When it comes to more standard radiators that most people opt for there are a number of different options:
A single panel radiator is a single panel and they are thin and compact, however they only allow mainly radiant heat, and despite their name radiators are much more efficient at transferring heat by convection. They can be Double Panel which increases the amount of heat that they can transfer (but not by double).
It is rare to find a panel radiator now, as they are so much more less efficient than convection radiators.
These radiators have fins at the back and between the panels, which increase the surface area and encourage air to rise behind or between the panels so as to spread the heat using convection. They take more space but are much more efficient.
By adding the panels and convectors you will increase the output of the radiator. The convector particularly increases the surface area and capacity to generate convection so making the radiator more efficient.
The extra panel and convector will take up more space. Of course there are some people who will appreciate this:
These are the large cast iron radiators that were the common design in the Victorian period. They are very dramatic and can look fantastic in the right sort of property, however they are now where near as efficient at transferring heat into the room as a modern design.
If you opt for one of these remember that they will be very heavy, even before they are full of water, so make sure the floor can support them. While it might seem a good idea to get a reconditioned one from a reclamation yard, this might lead to problems, over and above sand blasting a century’s worth of paint off. They might have cracks which will leak, or the gaskets sealing the joints between sections might have gone. These are all solvable problems, but it is much easier to get a replica (only you need know!).
When selecting the radiators for your home, ensure that you get the right output for the room that needs to be heated. We have a handy calculator to help you work out the size of radiator(s) that you need for each room.
Types of Under Floor Heating
There are essentially two types of under floor heating:
- Water or Wet
- Electric or Dry
The water type of under floor heating uses pipe work under the floor to turn the whole floor into a great big radiator. Electric type uses electric wires also laid in the screed to do the same. The temperature is lower than a traditional radiator, but it doesn’t need to be high because the surface area of the floor is so much greater.
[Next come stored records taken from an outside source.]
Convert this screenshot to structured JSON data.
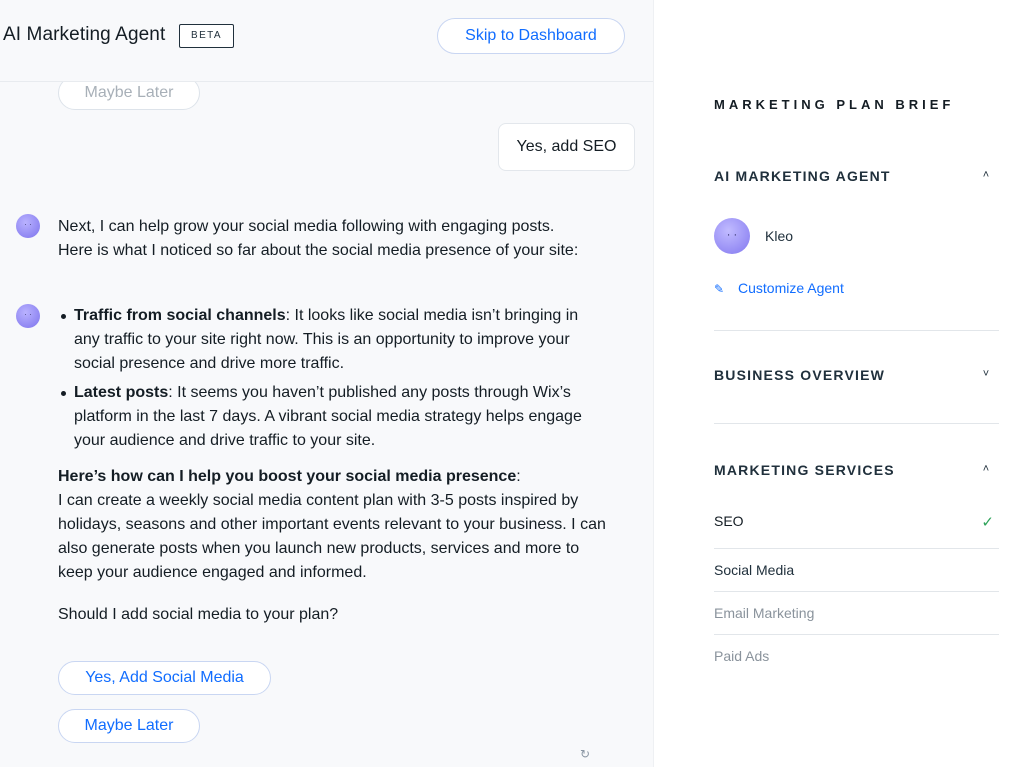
{
  "header": {
    "title": "AI Marketing Agent",
    "badge": "BETA",
    "skip_button": "Skip to Dashboard"
  },
  "chat": {
    "prev_quick_reply": "Maybe Later",
    "user_reply": "Yes, add SEO",
    "intro_line1": "Next, I can help grow your social media following with engaging posts.",
    "intro_line2": "Here is what I noticed so far about the social media presence of your site:",
    "bullets": [
      {
        "title": "Traffic from social channels",
        "text": ": It looks like social media isn’t bringing in any traffic to your site right now. This is an opportunity to improve your social presence and drive more traffic."
      },
      {
        "title": "Latest posts",
        "text": ": It seems you haven’t published any posts through Wix’s platform in the last 7 days. A vibrant social media strategy helps engage your audience and drive traffic to your site."
      }
    ],
    "help_heading": "Here’s how can I help you boost your social media presence",
    "help_heading_suffix": ":",
    "help_body": "I can create a weekly social media content plan with 3-5 posts inspired by holidays, seasons and other important events relevant to your business. I can also generate posts when you launch new products, services and more to keep your audience engaged and informed.",
    "question": "Should I add social media to your plan?",
    "quick_replies": [
      "Yes, Add Social Media",
      "Maybe Later"
    ],
    "agent_avatar_face": "· ·"
  },
  "brief": {
    "title": "MARKETING PLAN BRIEF",
    "agent_section": {
      "label": "AI MARKETING AGENT",
      "chevron": "chevron-up-icon",
      "agent_name": "Kleo",
      "customize_label": "Customize Agent"
    },
    "business_section": {
      "label": "BUSINESS OVERVIEW",
      "chevron": "chevron-down-icon"
    },
    "services_section": {
      "label": "MARKETING SERVICES",
      "chevron": "chevron-up-icon",
      "items": [
        {
          "name": "SEO",
          "status": "added",
          "color": "#141d24"
        },
        {
          "name": "Social Media",
          "status": "pending",
          "color": "#20303c"
        },
        {
          "name": "Email Marketing",
          "status": "inactive",
          "color": "#8a939c"
        },
        {
          "name": "Paid Ads",
          "status": "inactive",
          "color": "#8a939c"
        }
      ]
    }
  },
  "colors": {
    "accent": "#116dff",
    "check": "#2fa35a",
    "avatar": "#8f86f2"
  }
}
Electric under floor heating can be laid in a mat under the floor covering.
Pros and Cons of the Different Types of Under Floor Heating
It is much easier to lay electric under floor heating, particularly now that the cables come in mats that can be thrown down on top of the screed. With Water you need to lay the pipes and there needs to be a special manifold to control the water to each separate section (or zone).
Electric is cheaper to install, but more expensive to run. Water under floor heating can be comparable in cost if it is being installed when building from scratch and the floor is already being worked on.